The Bengals rushed for 77 yards and only a 2.1-yard average against the second-worst run defense in the league, one missing two starting linebackers.


Miami had seven penalties for 68 yards. The most egregious was by Terrence Fede, who pushed Kevin Huber to the ground after he punted in the third quarter. The penalty gave Cincinnati the ball, and the Bengals got a field goal out of it.


Dolphins: LT Branden Albert and C Anthony Steen were inactive with sprained ankles. Also missing were LBs Koa Misi (neck) and Jelani Jenkins (groin). C Mike Pouncey has missed all four games with a hip injury.

Bengals: TE Tyler Eifert was inactive again, contributing to the Bengals' trouble close to the goal line. He's recovering from offseason ankle surgery and returned to practice on a limited basis last week. CB Dre Kirkpatrick was inactive with a hamstring injury suffered Sunday. G Clint Boling sat out most of the fourth quarter with an injured left shoulder.


Stills and Dolphins safety Michael Thomas knelt with their hands over their hearts during the anthem.

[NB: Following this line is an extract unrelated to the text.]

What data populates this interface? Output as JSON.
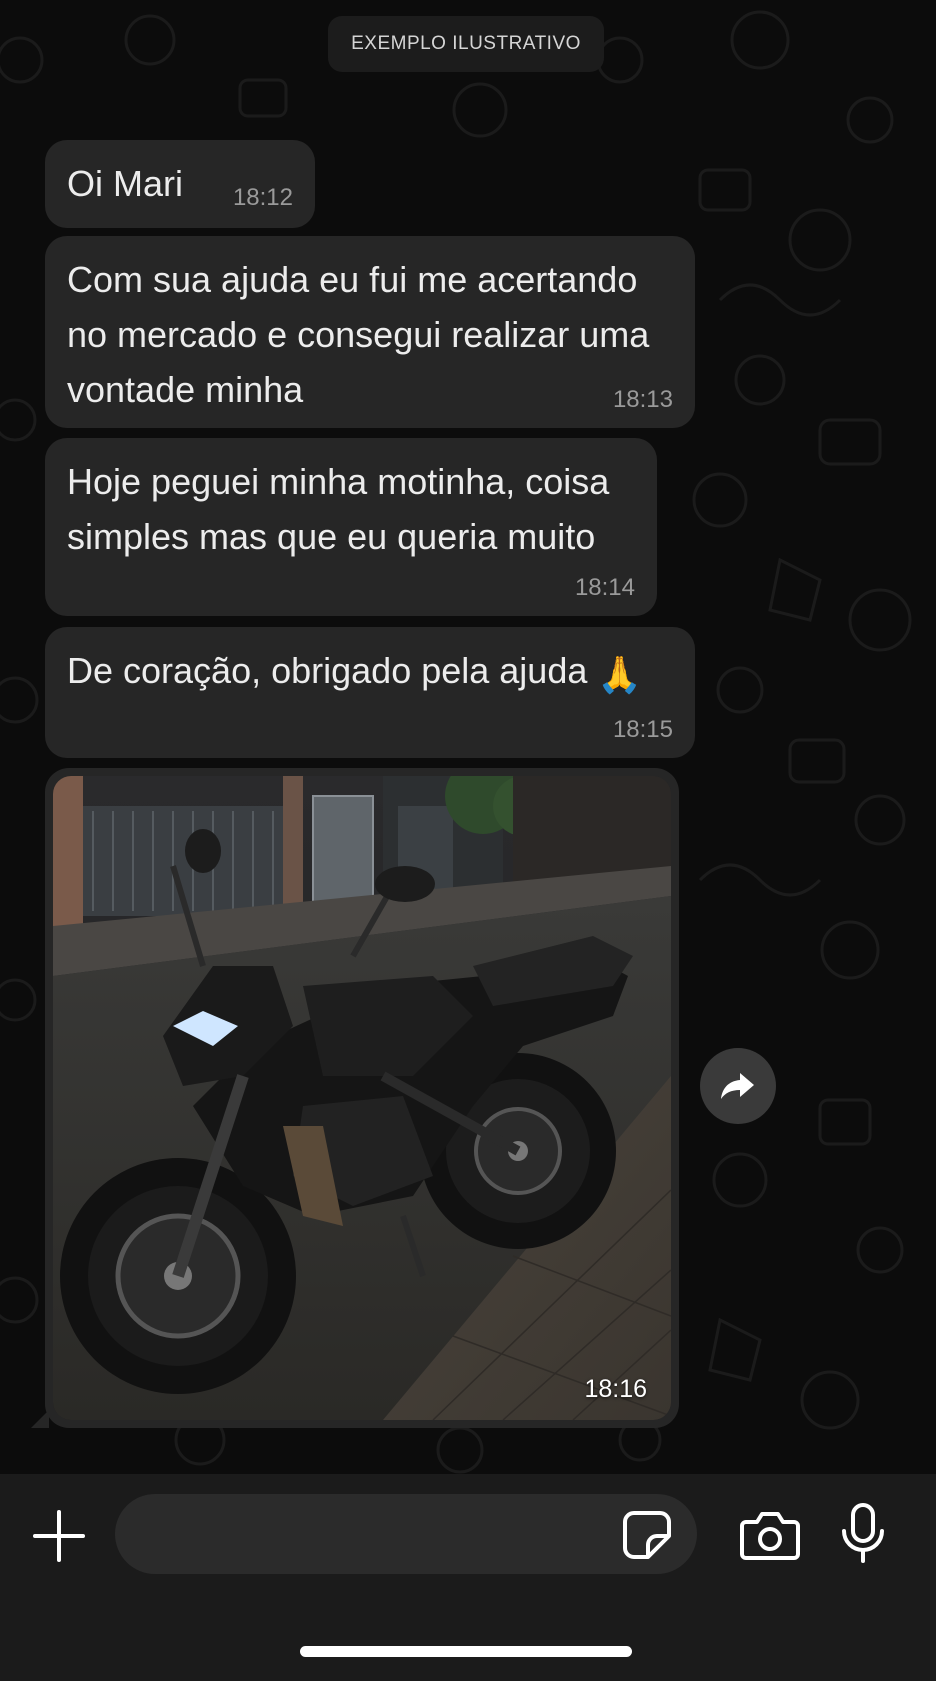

Tannehill was 15 of 25 for 189 yards with a touchdown, an interception, a fumble and five sacks. Dalton was 22 of 31 for 296 yards with a touchdown and a sack.


The Dolphins begin a stretch of four straight home games against Tennessee, Pittsburgh, Buffalo and the New York Jets.

The Bengals have a tough two-game stretch, playing Dallas and New England on the road. They're 1-5 in Dallas, dropping their last three. They've dropped their last six at New England, last winning in 1986.